Whereas the prime minister told the Australian public that “what Labor clearly wants is for there to be less investment in Australia because they are jacking up the tax on investment”, the Treasury advised that “in fact the impact of the policy on investments in other asset classes, such as shares, may see investment in owner-occupier housing increase”.

That the prime minister and treasurer have been found to ignore advice is a worry, but it is pleasing to discover that at least their idiotic ramblings on the issue were not based on advice from the Treasury.

Most likely the next step for the government – one already earmarked by conservative media outlets such as the Australian – will be to argue that the advice shows the ALP’s policy is pointless because it won’t have a big impact. No doubt they will shift to the impact on rents and argue that while it may not smash house prices it will (to quote the prime minister from his April 2016 doorstop) “drive up rents”.

Fortunately, here we don’t need to wait on another FOI request of Treasury advice, because we already have such advice based on evidence.

In the 1980s, when the Hawke government did remove negative gearing, the impact on rental prices was decidedly mixed – they increased in Sydney and Perth but stayed flat elsewhere.

And the release of the 1987 cabinet papers four years ago revealed that the Treasury then advised the Hawke government that the increase in rental prices in Sydney and Perth was because “local influences rather than tax measures dominate in metropolitan rental markets”. Essentially, before the removal of negative gearing in 1985, there was a shortage of rental accommodation in Sydney and Perth, and that was why rents rose in just those two cities.

But I doubt such facts will matter – they certainly haven’t bothered the prime minister or treasurer so far.

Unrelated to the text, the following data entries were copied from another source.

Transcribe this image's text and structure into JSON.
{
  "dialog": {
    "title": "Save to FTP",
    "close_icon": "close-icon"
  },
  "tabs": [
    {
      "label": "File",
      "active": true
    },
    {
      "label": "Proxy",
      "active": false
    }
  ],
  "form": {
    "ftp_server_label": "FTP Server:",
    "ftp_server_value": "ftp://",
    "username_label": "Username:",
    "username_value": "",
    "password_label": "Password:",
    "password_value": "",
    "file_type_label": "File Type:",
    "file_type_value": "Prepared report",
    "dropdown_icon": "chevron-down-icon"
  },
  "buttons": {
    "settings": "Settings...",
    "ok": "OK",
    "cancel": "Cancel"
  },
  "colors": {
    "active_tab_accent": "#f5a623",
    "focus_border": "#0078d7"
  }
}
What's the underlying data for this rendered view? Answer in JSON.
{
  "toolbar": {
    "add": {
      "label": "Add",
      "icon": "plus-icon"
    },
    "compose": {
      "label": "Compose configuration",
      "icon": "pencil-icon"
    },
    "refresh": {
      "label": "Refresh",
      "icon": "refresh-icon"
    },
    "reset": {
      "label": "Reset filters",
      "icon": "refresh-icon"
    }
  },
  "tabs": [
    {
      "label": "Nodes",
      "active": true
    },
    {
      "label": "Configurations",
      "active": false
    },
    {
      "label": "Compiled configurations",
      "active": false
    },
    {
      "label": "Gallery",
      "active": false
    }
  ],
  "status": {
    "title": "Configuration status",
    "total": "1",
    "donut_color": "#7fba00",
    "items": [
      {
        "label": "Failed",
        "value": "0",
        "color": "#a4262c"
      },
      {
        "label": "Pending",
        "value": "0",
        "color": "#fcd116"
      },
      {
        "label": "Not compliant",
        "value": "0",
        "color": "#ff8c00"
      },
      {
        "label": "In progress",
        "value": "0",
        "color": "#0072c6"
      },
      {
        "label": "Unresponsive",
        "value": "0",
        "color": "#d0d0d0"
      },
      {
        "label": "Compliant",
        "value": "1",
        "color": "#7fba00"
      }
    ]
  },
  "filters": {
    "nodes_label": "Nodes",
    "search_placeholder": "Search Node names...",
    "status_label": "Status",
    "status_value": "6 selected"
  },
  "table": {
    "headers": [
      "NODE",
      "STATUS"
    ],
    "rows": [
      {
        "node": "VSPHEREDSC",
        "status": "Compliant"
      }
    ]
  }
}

Neither will, I suspect, a study presented at a Reserve Bank conference, which found that the removal of negative gearing (something the ALP is not even proposing) would “lead to an overall welfare gain of 1.5% for the Australian economy in which 76% of households become better off”.

That study, which argues increases in rent could be more than offset by increased government transfers coming from more tax revenue, suggest the winners of removing negative gearing would be “renters and owner-occupiers” but “landlords, especially young with high earning landlords, lose”. This is in agreement with the Treasury’s assessment that “negative gearing benefits high income families” and that the capital gains tax discount “overwhelmingly benefits high income families”.

Once again, this is not new – given the publicly available tax data to argue that anything else requires one to be relatively unconcerned about facts.

And facts are not the government’s strong suit on this issue.